Les éléments de l’inconduite

[39] Les quatre éléments de l’inconduite aux fins de l’assurance-emploi sont : le caractère délibéré; le manquement à un devoir envers l’employeur; le manquement a causé la suspension ou le congédiement; et la prévisibilité de la mesure disciplinaire ou du congédiement.

[40] La Commission a prouvé ces quatre éléments. Le geste posé par la prestataire en refusant de se conformer à la politique de l’employeur était une inconduite aux fins de l’assurance-emploi.

[41] Le caractère délibéré exige que l’action de la prestataire soit consciente, délibérée ou intentionnelle. Aux fins de l’assurance-emploi, le terme « intentionnel » n’exige pas la preuve d’une intention de faire quelque chose de mal.
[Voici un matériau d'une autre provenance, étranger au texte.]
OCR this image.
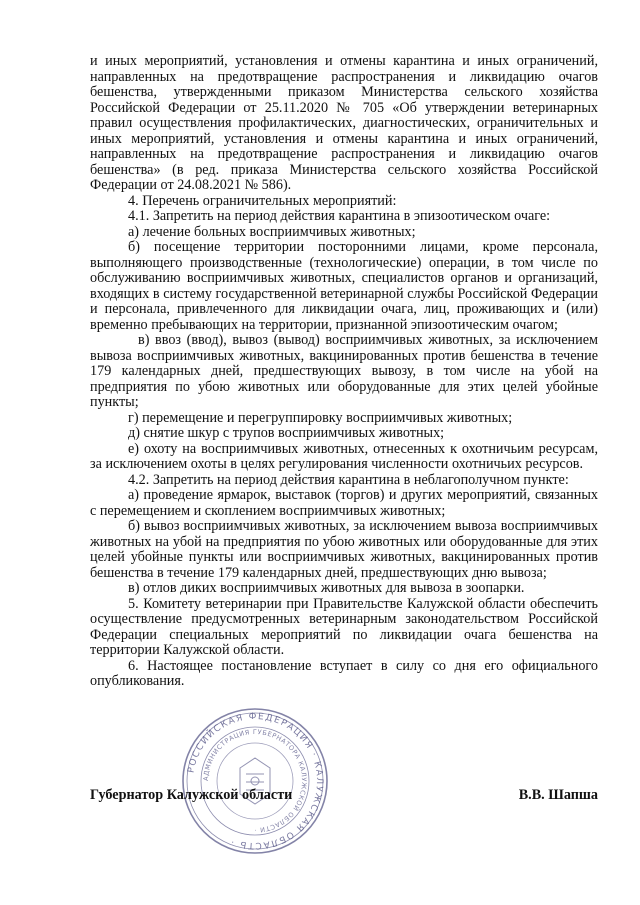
и иных мероприятий, установления и отмены карантина и иных ограничений, направленных на предотвращение распространения и ликвидацию очагов бешенства, утвержденными приказом Министерства сельского хозяйства Российской Федерации от 25.11.2020 № 705 «Об утверждении ветеринарных правил осуществления профилактических, диагностических, ограничительных и иных мероприятий, установления и отмены карантина и иных ограничений, направленных на предотвращение распространения и ликвидацию очагов бешенства» (в ред. приказа Министерства сельского хозяйства Российской Федерации от 24.08.2021 № 586).

4. Перечень ограничительных мероприятий:

4.1. Запретить на период действия карантина в эпизоотическом очаге:

а) лечение больных восприимчивых животных;

б) посещение территории посторонними лицами, кроме персонала, выполняющего производственные (технологические) операции, в том числе по обслуживанию восприимчивых животных, специалистов органов и организаций, входящих в систему государственной ветеринарной службы Российской Федерации и персонала, привлеченного для ликвидации очага, лиц, проживающих и (или) временно пребывающих на территории, признанной эпизоотическим очагом;

в) ввоз (ввод), вывоз (вывод) восприимчивых животных, за исключением вывоза восприимчивых животных, вакцинированных против бешенства в течение 179 календарных дней, предшествующих вывозу, в том числе на убой на предприятия по убою животных или оборудованные для этих целей убойные пункты;

г) перемещение и перегруппировку восприимчивых животных;

д) снятие шкур с трупов восприимчивых животных;

е) охоту на восприимчивых животных, отнесенных к охотничьим ресурсам, за исключением охоты в целях регулирования численности охотничьих ресурсов.

4.2. Запретить на период действия карантина в неблагополучном пункте:

а) проведение ярмарок, выставок (торгов) и других мероприятий, связанных с перемещением и скоплением восприимчивых животных;

б) вывоз восприимчивых животных, за исключением вывоза восприимчивых животных на убой на предприятия по убою животных или оборудованные для этих целей убойные пункты или восприимчивых животных, вакцинированных против бешенства в течение 179 календарных дней, предшествующих дню вывоза;

в) отлов диких восприимчивых животных для вывоза в зоопарки.

5. Комитету ветеринарии при Правительстве Калужской области обеспечить осуществление предусмотренных ветеринарным законодательством Российской Федерации специальных мероприятий по ликвидации очага бешенства на территории Калужской области.

6. Настоящее постановление вступает в силу со дня его официального опубликования.

РОССИЙСКАЯ ФЕДЕРАЦИЯ · КАЛУЖСКАЯ ОБЛАСТЬ ·
АДМИНИСТРАЦИЯ ГУБЕРНАТОРА КАЛУЖСКОЙ ОБЛАСТИ ·
Губернатор Калужской области	В.В. Шапша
Selon la preuve, il est clair que l’action de la prestataire de ne pas se conformer aux exigences de la politique était consciente, délibérée et intentionnelle. Elle a expliqué à l’employeur les raisons pour lesquelles elle ne s’est pas conformée. L’employeur exigeait toujours qu’elle se conforme à la politique. Sa réponse a été de faire le choix de ne pas s’y conformer. Cela révélait un caractère délibéré.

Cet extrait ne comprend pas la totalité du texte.